No dia 22 de dezembro de 2024, uma guarnição da Polícia Militar foi acionada para uma ocorrência de um suposto esfaqueamento entre adolescentes. Ao chegarem ao Hospital Estadual Antônio Bezerra de Faria, em Vila Velha, os militares foram informados que a vítima já havia sido atendida e, posteriormente, prosseguido até a Delegacia Regional do município.
Em contato com o adolescente de 17 anos que apresentava uma lesão nas costas, ele disse que havia sido atingido por uma facada. O suspeito seria um adolescente de 14 anos. O esfaqueamento teria acontecido durante uma brincadeira com arma de gel, no bairro Vila Batista, em Vila Velha.
O suposto autor da facada também compareceu à delegacia, acompanhado da mãe. Eles foram conduzidos à Delegacia Especializada do Adolescente em Conflito com a Lei (Deacle) para que as medidas cabíveis fossem tomadas. O adolescente de 14 anos foi autuado por ato infracional análogo à lesão corporal e reintegrado à família.
No dia 5 de janeiro deste ano, uma mulher foi abordada por um homem que supostamente portava arma de gel e tentou roubar o carro dela, um Hyundai HB20. O suspeito não conseguiu levar o automóvel, apenas a chave. O fato aconteceu no bairro Nova América, em Vila Velha. Não houve detidos e a vítima foi orientada a registrar um boletim de ocorrência.
Em meio ao aumento no número de casos relativos ao uso da arma de gel, o Instituto Nacional de Metrologia, Qualidade e Tecnologia publicou uma nota informando que, conforme a Portaria Inmetro nº 302, de 2021, esses produtos não são considerados brinquedos. A regulamentação define que brinquedos são produtos destinados ao uso por crianças menores de 14 anos. Portanto, itens que não atendem a essa definição não podem ser comercializados como "brinquedos", nem ostentar o Selo de Identificação da Conformidade do Inmetro.
Em novembro do ano passado, A Gazeta conversou com especialistas ligados à área da segurança pública a respeito do uso de arma de gel. O advogado criminalista Anderson Burke pontuou que o Estatuto do Desarmamento não tipifica como crime o porte de um simulacro de arma de fogo. Ou seja, em tese, um adolescente que tem um brinquedo semelhante a uma arma não deve ser punido por isso. Por outro lado, o especialista em Segurança Pública Henrique Herkenhoff afirma que a legislação brasileira proíbe a fabricação ou comercialização de simulacros que possam ser confundidos com armas verdadeiras.

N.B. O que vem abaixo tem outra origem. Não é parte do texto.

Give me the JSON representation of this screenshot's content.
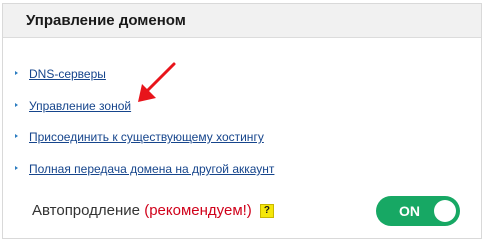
{
  "panel": {
    "title": "Управление доменом"
  },
  "links": [
    {
      "label": "DNS-серверы"
    },
    {
      "label": "Управление зоной"
    },
    {
      "label": "Присоединить к существующему хостингу"
    },
    {
      "label": "Полная передача домена на другой аккаунт"
    }
  ],
  "autorenew": {
    "label": "Автопродление",
    "recommendation": "(рекомендуем!)",
    "help": "?"
  },
  "toggle": {
    "state": "ON",
    "enabled": true
  },
  "colors": {
    "link": "#16458c",
    "bullet": "#2b7cc0",
    "recommendation": "#d0021b",
    "toggle_on": "#17a864",
    "help_badge": "#f5e70a",
    "annotation_arrow": "#e8141b"
  },
  "icons": [
    "link-bullet-icon",
    "red-arrow-icon",
    "help-question-icon",
    "toggle-knob-icon"
  ]
}
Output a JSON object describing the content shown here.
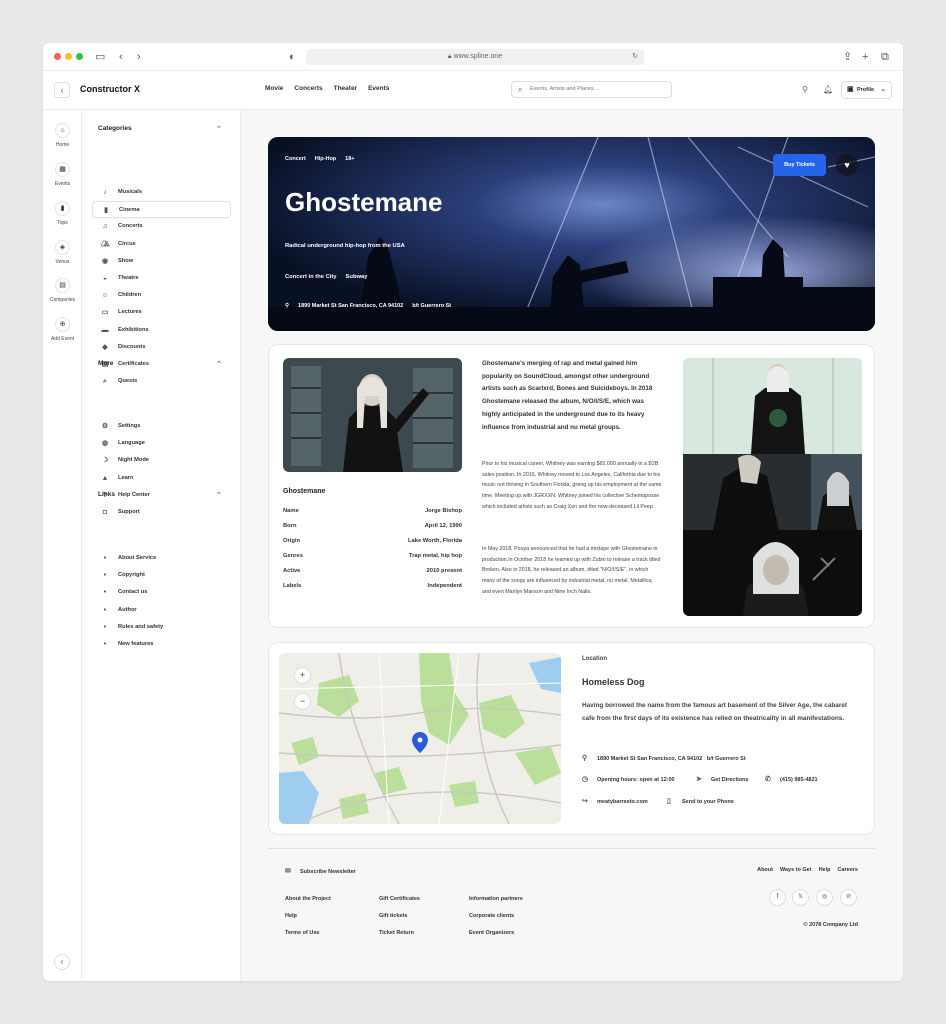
{
  "browser": {
    "url": "www.spline.one"
  },
  "app": {
    "title": "Constructor X"
  },
  "topnav": [
    "Movie",
    "Concerts",
    "Theater",
    "Events"
  ],
  "search": {
    "placeholder": "Events, Artists and Places ..."
  },
  "profile": {
    "label": "Profile"
  },
  "rail": [
    {
      "label": "Home",
      "icon": "home-icon"
    },
    {
      "label": "Events",
      "icon": "calendar-icon"
    },
    {
      "label": "Tops",
      "icon": "chart-icon"
    },
    {
      "label": "Venus",
      "icon": "layers-icon"
    },
    {
      "label": "Companies",
      "icon": "building-icon"
    },
    {
      "label": "Add Event",
      "icon": "plus-circle-icon"
    }
  ],
  "sidebar": {
    "categories_title": "Categories",
    "categories": [
      {
        "label": "Musicals",
        "icon": "music-note-icon"
      },
      {
        "label": "Cinema",
        "icon": "film-icon",
        "active": true
      },
      {
        "label": "Concerts",
        "icon": "microphone-icon"
      },
      {
        "label": "Circus",
        "icon": "tent-icon"
      },
      {
        "label": "Show",
        "icon": "disc-icon"
      },
      {
        "label": "Theatre",
        "icon": "mask-icon"
      },
      {
        "label": "Children",
        "icon": "smile-icon"
      },
      {
        "label": "Lectures",
        "icon": "chat-icon"
      },
      {
        "label": "Exhibitions",
        "icon": "image-icon"
      },
      {
        "label": "Discounts",
        "icon": "tag-icon"
      },
      {
        "label": "Certificates",
        "icon": "certificate-icon"
      },
      {
        "label": "Quests",
        "icon": "search-icon"
      }
    ],
    "more_title": "More",
    "more": [
      {
        "label": "Settings",
        "icon": "gear-icon"
      },
      {
        "label": "Language",
        "icon": "globe-icon"
      },
      {
        "label": "Night Mode",
        "icon": "moon-icon"
      },
      {
        "label": "Learn",
        "icon": "graduation-cap-icon"
      },
      {
        "label": "Help Center",
        "icon": "help-icon"
      },
      {
        "label": "Support",
        "icon": "support-icon"
      }
    ],
    "links_title": "Links",
    "links": [
      "About Service",
      "Copyright",
      "Contact us",
      "Author",
      "Rules and safety",
      "New features"
    ]
  },
  "hero": {
    "tags": [
      "Concert",
      "Hip-Hop",
      "18+"
    ],
    "title": "Ghostemane",
    "subtitle": "Radical underground hip-hop from the USA",
    "venue": [
      "Concert in the City",
      "Subway"
    ],
    "address": "1890 Market St San Francisco, CA 94102",
    "cross": "b/t Guerrero St",
    "buy_label": "Buy Tickets"
  },
  "bio": {
    "name": "Ghostemane",
    "facts": [
      {
        "label": "Name",
        "value": "Jorge Bishop"
      },
      {
        "label": "Born",
        "value": "April 12, 1990"
      },
      {
        "label": "Origin",
        "value": "Lake Worth, Florida"
      },
      {
        "label": "Genres",
        "value": "Trap metal, hip hop"
      },
      {
        "label": "Active",
        "value": "2010 present"
      },
      {
        "label": "Labels",
        "value": "Independent"
      }
    ],
    "lead": "Ghostemane's merging of rap and metal gained him popularity on SoundCloud, amongst other underground artists such as Scarlxrd, Bones and Suicideboys. In 2018 Ghostemane released the album, N/O/I/S/E, which was highly anticipated in the underground due to its heavy influence from industrial and nu metal groups.",
    "p1": "Prior to his musical career, Whitney was earning $65,000 annually in a B2B sales position. In 2015, Whitney moved to Los Angeles, California due to his music not thriving in Southern Florida, giving up his employment at the same time. Meeting up with JGRXXN, Whitney joined his collective Schemaposse which included artists such as Craig Xen and the now-deceased Lil Peep.",
    "p2": "In May 2018, Pouya announced that he had a mixtape with Ghostemane in production.In October 2018 he teamed up with Zubin to release a track titled Broken. Also in 2018, he released an album, titled \"N/O/I/S/E\", in which many of the songs are influenced by industrial metal, nu metal, Metallica, and even Marilyn Manson and Nine Inch Nails."
  },
  "location": {
    "label": "Location",
    "name": "Homeless Dog",
    "description": "Having borrowed the name from the famous art basement of the Silver Age, the cabaret cafe from the first days of its existence has relied on theatricality in all manifestations.",
    "address": "1890 Market St San Francisco, CA 94102",
    "cross": "b/t Guerrero St",
    "hours": "Opening hours: open at 12:00",
    "directions": "Get Directions",
    "phone": "(415) 985-4821",
    "website": "meatybarresto.com",
    "send": "Send to your Phone"
  },
  "footer": {
    "newsletter": "Subscribe Newsletter",
    "top_links": [
      "About",
      "Ways to Get",
      "Help",
      "Careers"
    ],
    "col1": [
      "About the Project",
      "Help",
      "Terms of Use"
    ],
    "col2": [
      "Gift Certificates",
      "Gift tickets",
      "Ticket Return"
    ],
    "col3": [
      "Information partners",
      "Corporate clients",
      "Event Organizers"
    ],
    "social": [
      "facebook-icon",
      "x-icon",
      "instagram-icon",
      "pinterest-icon"
    ],
    "copyright": "© 2078  Company Ltd"
  },
  "colors": {
    "accent": "#2664eb",
    "hero_bg": "#0b1430"
  }
}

Henrique Herkenhoff explica que, apesar da proibição de venda de simulacro que se pareça com arma, há uma exceção para itens que possam servir, por exemplo, para instrução de agentes de segurança. Neste caso, a venda é restringida para determinados públicos. O especialista em segurança pública reforça o alerta feito pelo advogado criminalista: Quem usa arma de gel precisa ter atenção e evitar que seja confundido.

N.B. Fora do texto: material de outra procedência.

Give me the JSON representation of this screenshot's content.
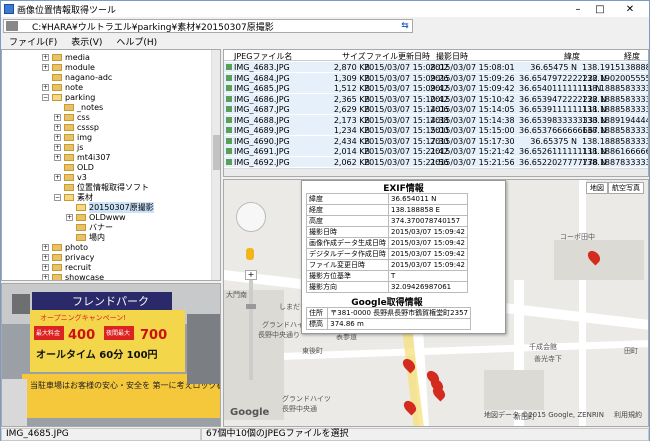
{
  "window": {
    "title": "画像位置情報取得ツール"
  },
  "address": {
    "path": "C:¥HARA¥ウルトラエル¥parking¥素材¥20150307原撮影"
  },
  "menu": [
    "ファイル(F)",
    "表示(V)",
    "ヘルプ(H)"
  ],
  "tree": [
    {
      "label": "media",
      "depth": 1,
      "exp": "+"
    },
    {
      "label": "module",
      "depth": 1,
      "exp": "+"
    },
    {
      "label": "nagano-adc",
      "depth": 1,
      "exp": ""
    },
    {
      "label": "note",
      "depth": 1,
      "exp": "+"
    },
    {
      "label": "parking",
      "depth": 1,
      "exp": "−",
      "open": true
    },
    {
      "label": "_notes",
      "depth": 2,
      "exp": ""
    },
    {
      "label": "css",
      "depth": 2,
      "exp": "+"
    },
    {
      "label": "csssp",
      "depth": 2,
      "exp": "+"
    },
    {
      "label": "img",
      "depth": 2,
      "exp": "+"
    },
    {
      "label": "js",
      "depth": 2,
      "exp": "+"
    },
    {
      "label": "mt4i307",
      "depth": 2,
      "exp": "+"
    },
    {
      "label": "OLD",
      "depth": 2,
      "exp": ""
    },
    {
      "label": "v3",
      "depth": 2,
      "exp": "+"
    },
    {
      "label": "位置情報取得ソフト",
      "depth": 2,
      "exp": ""
    },
    {
      "label": "素材",
      "depth": 2,
      "exp": "−",
      "open": true
    },
    {
      "label": "20150307原撮影",
      "depth": 3,
      "exp": "",
      "selected": true,
      "open": true
    },
    {
      "label": "OLDwww",
      "depth": 3,
      "exp": "+"
    },
    {
      "label": "バナー",
      "depth": 3,
      "exp": ""
    },
    {
      "label": "場内",
      "depth": 3,
      "exp": ""
    },
    {
      "label": "photo",
      "depth": 1,
      "exp": "+"
    },
    {
      "label": "privacy",
      "depth": 1,
      "exp": "+"
    },
    {
      "label": "recruit",
      "depth": 1,
      "exp": "+"
    },
    {
      "label": "showcase",
      "depth": 1,
      "exp": "+"
    }
  ],
  "filelist": {
    "headers": {
      "name": "JPEGファイル名",
      "size": "サイズ",
      "updated": "ファイル更新日時",
      "shot": "撮影日時",
      "lat": "緯度",
      "lon": "経度"
    },
    "rows": [
      {
        "name": "IMG_4683.JPG",
        "size": "2,870 KB",
        "updated": "2015/03/07 15:08:02",
        "shot": "2015/03/07 15:08:01",
        "lat": "36.65475 N",
        "lon": "138.19151388889"
      },
      {
        "name": "IMG_4684.JPG",
        "size": "1,309 KB",
        "updated": "2015/03/07 15:09:26",
        "shot": "2015/03/07 15:09:26",
        "lat": "36.6547972222222 N",
        "lon": "138.19020055556"
      },
      {
        "name": "IMG_4685.JPG",
        "size": "1,512 KB",
        "updated": "2015/03/07 15:09:42",
        "shot": "2015/03/07 15:09:42",
        "lat": "36.654011111111 N",
        "lon": "138.18885833333"
      },
      {
        "name": "IMG_4686.JPG",
        "size": "2,365 KB",
        "updated": "2015/03/07 15:10:42",
        "shot": "2015/03/07 15:10:42",
        "lat": "36.6539472222222 N",
        "lon": "138.18885833333"
      },
      {
        "name": "IMG_4687.JPG",
        "size": "2,629 KB",
        "updated": "2015/03/07 15:14:06",
        "shot": "2015/03/07 15:14:05",
        "lat": "36.6539111111111 N",
        "lon": "138.18885833333"
      },
      {
        "name": "IMG_4688.JPG",
        "size": "2,173 KB",
        "updated": "2015/03/07 15:14:38",
        "shot": "2015/03/07 15:14:38",
        "lat": "36.6539833333333 N",
        "lon": "138.18891944444"
      },
      {
        "name": "IMG_4689.JPG",
        "size": "1,234 KB",
        "updated": "2015/03/07 15:15:00",
        "shot": "2015/03/07 15:15:00",
        "lat": "36.6537666666667 N",
        "lon": "138.18885833333"
      },
      {
        "name": "IMG_4690.JPG",
        "size": "2,434 KB",
        "updated": "2015/03/07 15:17:30",
        "shot": "2015/03/07 15:17:30",
        "lat": "36.65375 N",
        "lon": "138.18885833333"
      },
      {
        "name": "IMG_4691.JPG",
        "size": "2,014 KB",
        "updated": "2015/03/07 15:21:42",
        "shot": "2015/03/07 15:21:42",
        "lat": "36.6526111111111 N",
        "lon": "138.18861666667"
      },
      {
        "name": "IMG_4692.JPG",
        "size": "2,062 KB",
        "updated": "2015/03/07 15:21:56",
        "shot": "2015/03/07 15:21:56",
        "lat": "36.6522027777778 N",
        "lon": "138.18878333333"
      }
    ]
  },
  "map": {
    "mode_buttons": [
      "地図",
      "航空写真"
    ],
    "labels": [
      "コーポ田中",
      "大門南",
      "しまだい",
      "グランドハイツ",
      "長野中央通り",
      "表参道",
      "東後町",
      "千成会館",
      "田町",
      "善光寺下",
      "新田町",
      "グランドハイツ",
      "長野中央通"
    ],
    "attribution": "地図データ ©2015 Google, ZENRIN",
    "terms": "利用規約",
    "google": "Google",
    "popup": {
      "exif_title": "EXIF情報",
      "exif": [
        {
          "k": "緯度",
          "v": "36.654011 N"
        },
        {
          "k": "経度",
          "v": "138.188858 E"
        },
        {
          "k": "高度",
          "v": "374.370078740157"
        },
        {
          "k": "撮影日時",
          "v": "2015/03/07 15:09:42"
        },
        {
          "k": "画像作成データ生成日時",
          "v": "2015/03/07 15:09:42"
        },
        {
          "k": "デジタルデータ作成日時",
          "v": "2015/03/07 15:09:42"
        },
        {
          "k": "ファイル変更日時",
          "v": "2015/03/07 15:09:42"
        },
        {
          "k": "撮影方位基準",
          "v": "T"
        },
        {
          "k": "撮影方向",
          "v": "32.09426987061"
        }
      ],
      "google_title": "Google取得情報",
      "google_info": [
        {
          "k": "住所",
          "v": "〒381-0000 長野県長野市鶴賀権堂町2357"
        },
        {
          "k": "標高",
          "v": "374.86 m"
        }
      ]
    }
  },
  "photo": {
    "sign_title": "フレンドパーク",
    "campaign": "オープニングキャンペーン!",
    "day_label": "最大料金",
    "day_price": "400",
    "night_label": "夜間最大",
    "night_price": "700",
    "all_night": "オールタイム 60分 100円",
    "banner": "当駐車場はお客様の安心・安全を 第一に考えロック板をなくしました"
  },
  "status": {
    "file": "IMG_4685.JPG",
    "message": "67個中10個のJPEGファイルを選択"
  }
}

"Quem estiver portanto esse simulacro de arma de fogo está sujeito a ser confundido. Quanto mais parecido, maior a possibilidade de confusão. Se for um policial, pode haver a legítima defesa putativa. Essa possibilidade de confusão é subjetiva e depende das circunstâncias", disse Henrique Herkenhoff, especialista em segurança pública, em 2024.
A defesa putativa, citada pelo especialista, é uma situação prevista no direito penal em que uma pessoa acredita estar agindo em legítima defesa, mas a percepção é equivocada ou baseada em uma impressão errada da realidade. Ou seja, o indivíduo pensa em que está em perigo e reage como se estivesse de defendendo. Na verdade, o perigo não existe ou não é real.
Isso significa que, um pai comprar uma arma de gel para um filho não é crime, desde que o uso do item não interfira na saúde ou integridade de outras pessoas. Usar a arma de gel no meio da rua, atingindo veículos ou pessoas que não tenham relação pode configurar crime.